Simply put, in addition to curbing fossil fuel emissions, we need to quickly take some of the heat-trapping CO2 out of the air and durably store it away.
Of course, trees help, and there are already trillions of them. But the University of Oxford, the University of Wisconsin-Madison, and others find in a 2023 report that this category of “conventional” CDR, which includes “afforestation, reforestation and management of existing forests” won’t be enough on its own to get where we’d like to be in 2030 or 2050.
“Virtually all scenarios that limit warming to 1.5°C or 2°C require ‘novel’ CDR,” the report continues. Novel CDR includes direct air capture technologies from ambitious companies like Climeworks and Heirloom—both build facilities to suck CO2 out of the atmosphere—and other approaches like enhanced rock weathering.
(Sticklers will note that CDR, as defined both in the report and the IPCC's glossary, does not include approaches that capture carbon emissions at their source, like from an industrial smokestack, or that turn that carbon into transient plastic, fuel, or fizz in your soda. This means carbon capture and utilization or storage, or CCUS, generally doesn’t qualify as CDR. So far it's also proven less promising.)
So how fast do we need novel CDR to scale up? The report looks at a few different scenarios. Averaging across them, it wants to see novel CDR increase thirty-fold by 2030, and by a factor of 1,300 by mid-century; some scenarios put those numbers higher still. How we make that happen is an open question: Climeworks and Heirloom aim to profit off people and companies paying to counteract their emissions. More public funding wouldn’t hurt.

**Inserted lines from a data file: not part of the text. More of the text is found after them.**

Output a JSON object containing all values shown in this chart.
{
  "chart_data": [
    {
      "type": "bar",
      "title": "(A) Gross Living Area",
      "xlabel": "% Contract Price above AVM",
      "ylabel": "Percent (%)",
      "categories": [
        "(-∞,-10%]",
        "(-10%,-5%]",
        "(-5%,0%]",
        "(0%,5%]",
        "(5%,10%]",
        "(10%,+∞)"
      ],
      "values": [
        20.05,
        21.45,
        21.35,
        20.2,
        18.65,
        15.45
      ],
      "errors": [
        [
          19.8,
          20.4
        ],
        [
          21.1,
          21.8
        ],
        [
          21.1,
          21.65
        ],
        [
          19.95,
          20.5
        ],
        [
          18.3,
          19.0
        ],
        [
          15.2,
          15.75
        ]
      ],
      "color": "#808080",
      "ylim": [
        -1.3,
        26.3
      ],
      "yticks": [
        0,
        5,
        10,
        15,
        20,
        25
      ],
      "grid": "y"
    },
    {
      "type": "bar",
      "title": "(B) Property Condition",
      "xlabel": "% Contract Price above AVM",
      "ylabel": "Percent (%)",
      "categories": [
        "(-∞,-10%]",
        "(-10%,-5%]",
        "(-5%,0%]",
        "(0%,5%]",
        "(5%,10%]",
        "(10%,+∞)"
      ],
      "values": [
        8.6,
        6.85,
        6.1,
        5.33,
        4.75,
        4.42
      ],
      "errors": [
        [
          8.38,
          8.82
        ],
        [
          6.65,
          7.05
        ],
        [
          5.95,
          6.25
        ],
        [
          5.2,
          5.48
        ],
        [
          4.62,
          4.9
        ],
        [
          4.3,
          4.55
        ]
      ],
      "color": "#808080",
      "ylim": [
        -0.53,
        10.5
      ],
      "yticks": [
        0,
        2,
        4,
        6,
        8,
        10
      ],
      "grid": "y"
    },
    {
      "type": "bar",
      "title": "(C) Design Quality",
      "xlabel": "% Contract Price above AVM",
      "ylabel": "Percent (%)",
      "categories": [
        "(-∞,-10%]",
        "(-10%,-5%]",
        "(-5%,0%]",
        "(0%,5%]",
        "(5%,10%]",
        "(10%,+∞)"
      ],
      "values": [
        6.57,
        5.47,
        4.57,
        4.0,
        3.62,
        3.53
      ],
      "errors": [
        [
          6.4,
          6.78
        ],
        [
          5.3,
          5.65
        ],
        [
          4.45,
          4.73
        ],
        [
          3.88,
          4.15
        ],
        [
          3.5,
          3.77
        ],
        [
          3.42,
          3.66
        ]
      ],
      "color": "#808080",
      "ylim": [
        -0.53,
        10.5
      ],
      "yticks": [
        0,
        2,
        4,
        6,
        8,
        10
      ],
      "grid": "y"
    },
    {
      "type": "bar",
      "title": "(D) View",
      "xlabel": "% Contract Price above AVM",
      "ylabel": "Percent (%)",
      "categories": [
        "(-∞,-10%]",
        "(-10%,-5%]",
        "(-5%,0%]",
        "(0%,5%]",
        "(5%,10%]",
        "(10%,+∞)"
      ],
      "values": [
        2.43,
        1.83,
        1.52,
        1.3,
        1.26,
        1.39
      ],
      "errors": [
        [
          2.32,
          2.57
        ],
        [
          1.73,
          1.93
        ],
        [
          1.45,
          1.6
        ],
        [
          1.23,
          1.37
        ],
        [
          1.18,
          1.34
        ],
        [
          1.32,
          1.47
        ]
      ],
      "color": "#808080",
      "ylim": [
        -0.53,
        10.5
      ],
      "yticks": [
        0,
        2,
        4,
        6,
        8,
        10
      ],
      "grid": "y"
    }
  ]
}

Then there’s an important knock against CDR: It takes energy. If your direct air capture machine runs on fossil fuels, research says it’s “net CO2 additive,” or worse than pointless. That’s why Climeworks and Heirloom have taken pains to run their facilities on renewable energy, but that’s renewable energy that couldn’t be used elsewhere, ideally to supplant aging fossil fuel infrastructure.
And that leads us to a final sticking point. While we need CDR to succeed at scaling drastically, it's no substitute for curbing fossil fuels. We have to take coal and gas power plants offline and cars that run on internal combustion off the road—so it's awkward to cheer for CDR when some in the oil industry see it as a way they can stay in business.
This all points to a paradox at the heart of carbon dioxide removal: Though we’re not sure how, we’re depending on it to flourish over the next few decades. We’d also like to work toward a future where it’s superfluous.